En la mayor parte de testimonios sobre las combustiones espontáneas, el escepticismo es el que domina; si contamos con un considerable número de casos, ha sido gracias a los esfuerzos de personas como charles Fort. El fue el primero que se ocupó de compilar relatos de fenómenos extraños. La fuente principal de donde se ha extraído esta información han sido los periódicos y, sobre todo, las revistas médicas: son los médicos forenses y sus ayudantes quienes tienen la poco envidiable tarea de enfrentarse con pruebas que parecen contradecir las leyes físicas y las opiniones médicas. Es inevitable que en los informes que ellos redactan se hagan suposiciones acerca de tropezones con estufas, chispas, fumadores descuidados y, en el caso de niños, de juegos con cerillas.

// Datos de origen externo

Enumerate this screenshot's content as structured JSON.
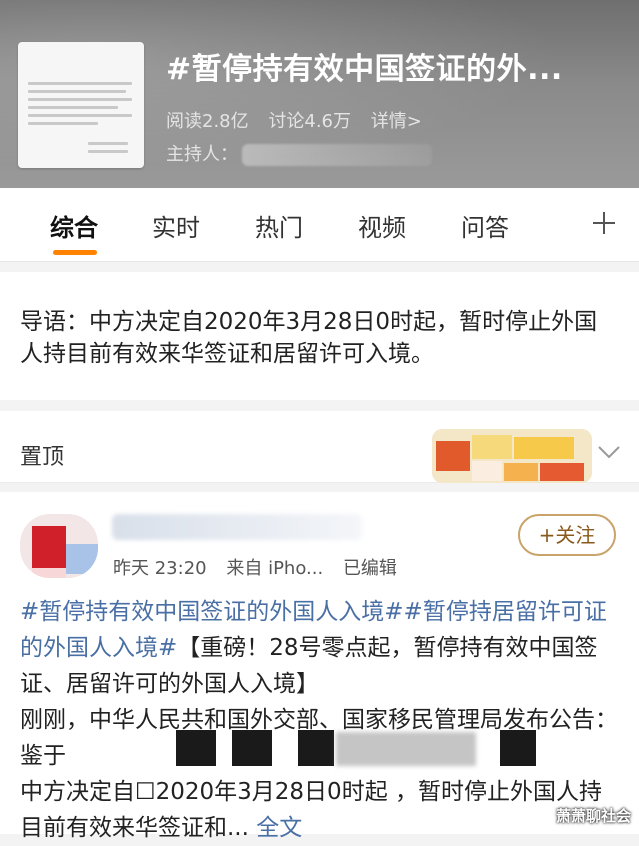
{
  "topic": {
    "title": "#暂停持有效中国签证的外...",
    "read_count": "阅读2.8亿",
    "discuss_count": "讨论4.6万",
    "detail_link": "详情>",
    "host_label": "主持人："
  },
  "tabs": [
    {
      "label": "综合",
      "active": true
    },
    {
      "label": "实时",
      "active": false
    },
    {
      "label": "热门",
      "active": false
    },
    {
      "label": "视频",
      "active": false
    },
    {
      "label": "问答",
      "active": false
    }
  ],
  "intro": {
    "text": "导语：中方决定自2020年3月28日0时起，暂时停止外国人持目前有效来华签证和居留许可入境。"
  },
  "pinned": {
    "label": "置顶"
  },
  "post": {
    "time": "昨天 23:20",
    "source": "来自 iPho...",
    "edited": "已编辑",
    "follow_label": "+关注",
    "hashtags": "#暂停持有效中国签证的外国人入境##暂停持居留许可证的外国人入境#",
    "headline": "【重磅！28号零点起，暂停持有效中国签证、居留许可的外国人入境】",
    "body_start": "刚刚，中华人民共和国外交部、国家移民管理局发布公告：鉴于",
    "body_line2": "中方决定自",
    "body_line2_b": "2020年3月28日0时起  ，暂时停止外国人持目前有效来华签证和...",
    "fulltext_link": "全文"
  },
  "watermark": "萧萧聊社会",
  "colors": {
    "accent_orange": "#ff8200",
    "link_blue": "#4a6fa5",
    "follow_border": "#c8a36a"
  }
}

Sin embargo, fue el interés médico-legal el que mantuvo viva la idea de las combustiones espontáneas, junto con los patólogos que confirmaron primero el fenómeno y después lo rechazaron en favor de la combustión preternatural. Además, cabía la posibilidad de que un asesino simulara una combustión espontáneas para ocultar su crimen. Uno de los primeros casos ocurrió en Reims, en 1725, cuando Jean Millet, un posadero, fue acusado de mantener relaciones con una bella criadita y matar a su mujer. Ésta, que bebía a menudo, fue hallada una mañana a unos 30 cm de la chimenea.

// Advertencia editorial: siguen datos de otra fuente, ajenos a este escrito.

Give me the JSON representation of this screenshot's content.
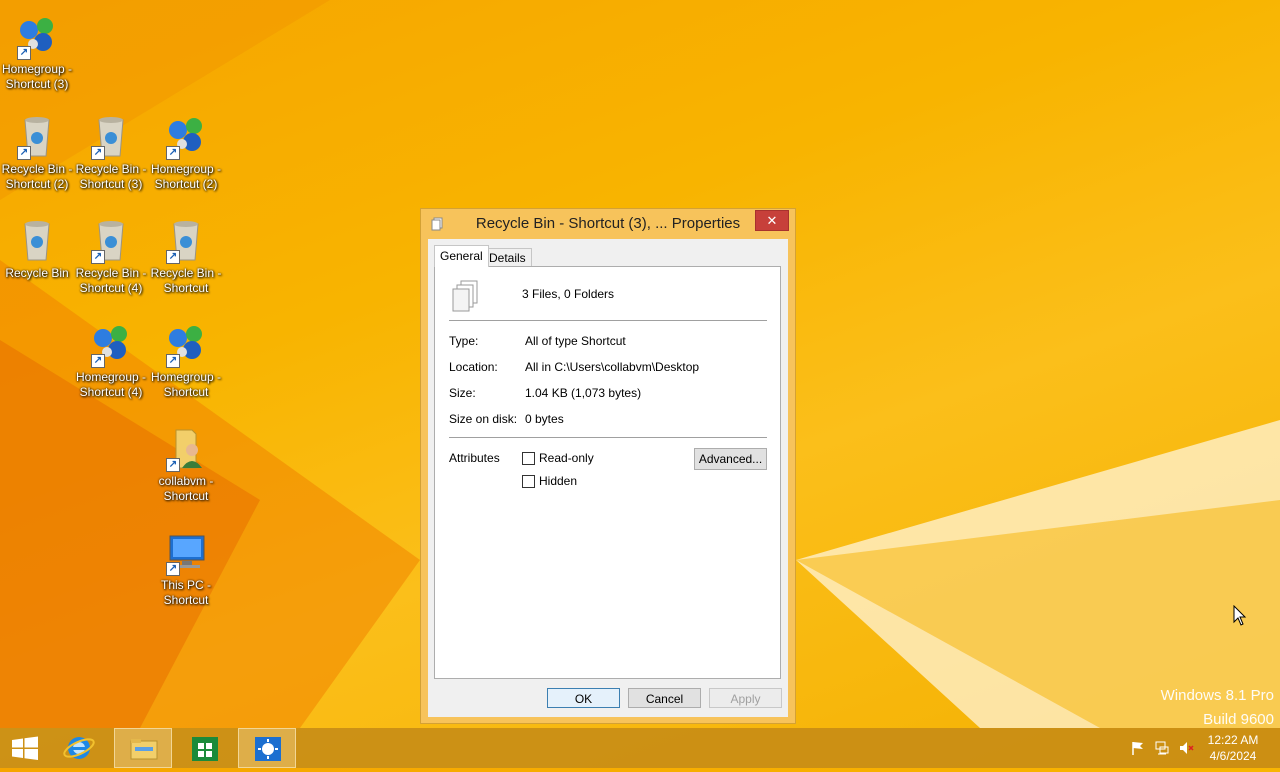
{
  "desktop": {
    "icons": [
      {
        "label": "Homegroup - Shortcut (3)",
        "kind": "homegroup-icon"
      },
      {
        "label": "Recycle Bin - Shortcut (2)",
        "kind": "recycle-bin-icon"
      },
      {
        "label": "Recycle Bin - Shortcut (3)",
        "kind": "recycle-bin-icon"
      },
      {
        "label": "Homegroup - Shortcut (2)",
        "kind": "homegroup-icon"
      },
      {
        "label": "Recycle Bin",
        "kind": "recycle-bin-icon"
      },
      {
        "label": "Recycle Bin - Shortcut (4)",
        "kind": "recycle-bin-icon"
      },
      {
        "label": "Recycle Bin - Shortcut",
        "kind": "recycle-bin-icon"
      },
      {
        "label": "Homegroup - Shortcut (4)",
        "kind": "homegroup-icon"
      },
      {
        "label": "Homegroup - Shortcut",
        "kind": "homegroup-icon"
      },
      {
        "label": "collabvm - Shortcut",
        "kind": "user-folder-icon"
      },
      {
        "label": "This PC - Shortcut",
        "kind": "computer-icon"
      }
    ],
    "watermark": {
      "line1": "Windows 8.1 Pro",
      "line2": "Build 9600"
    }
  },
  "dialog": {
    "title": "Recycle Bin - Shortcut (3), ... Properties",
    "close_glyph": "✕",
    "tabs": [
      {
        "label": "General"
      },
      {
        "label": "Details"
      }
    ],
    "summary": "3 Files, 0 Folders",
    "fields": {
      "type_label": "Type:",
      "type_value": "All of type Shortcut",
      "location_label": "Location:",
      "location_value": "All in C:\\Users\\collabvm\\Desktop",
      "size_label": "Size:",
      "size_value": "1.04 KB (1,073 bytes)",
      "size_on_disk_label": "Size on disk:",
      "size_on_disk_value": "0 bytes"
    },
    "attributes": {
      "label": "Attributes",
      "readonly_label": "Read-only",
      "hidden_label": "Hidden",
      "advanced_label": "Advanced..."
    },
    "buttons": {
      "ok": "OK",
      "cancel": "Cancel",
      "apply": "Apply"
    }
  },
  "taskbar": {
    "items": [
      "start-icon",
      "internet-explorer-icon",
      "file-explorer-icon",
      "store-icon",
      "control-panel-icon"
    ],
    "clock": {
      "time": "12:22 AM",
      "date": "4/6/2024"
    }
  }
}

Según se dijo entonces, "sólo una parte de la cabeza, con una porción de las extremidades inferiores y unas pocas vértebras, habían escapado a la combustión. Unos 45 cm del pavimento debajo del cuerpo se habían consumido, pero una artesa y un mortero que estaban muy cerca no habían sufrido daños". Un joven médico ayudante, llamado Le Cat, se hospedaba en la posada, y logró convencer al tribunal de que ésta no era una muerte ordinaria por quemaduras sino una "visita de Dios" a la mujer borracha y un resultado obvio de empaparse las tripas con alcohol. Millet fue declarado inocente y le Cat se transformó en un médico distinguido que publicó una memoria acerca de las combustiones espontáneas.

Más de un médico podría contar que a lo largo de su carrera ha observado combustiones fatales y misteriosas, aunque dichos informes suelen surgir de manera espontánea y casual, y no suelen reflejarse en la prensa. Según la experiencia de algunos médicos, se presenta aproximadamente una vez cada cuatro años.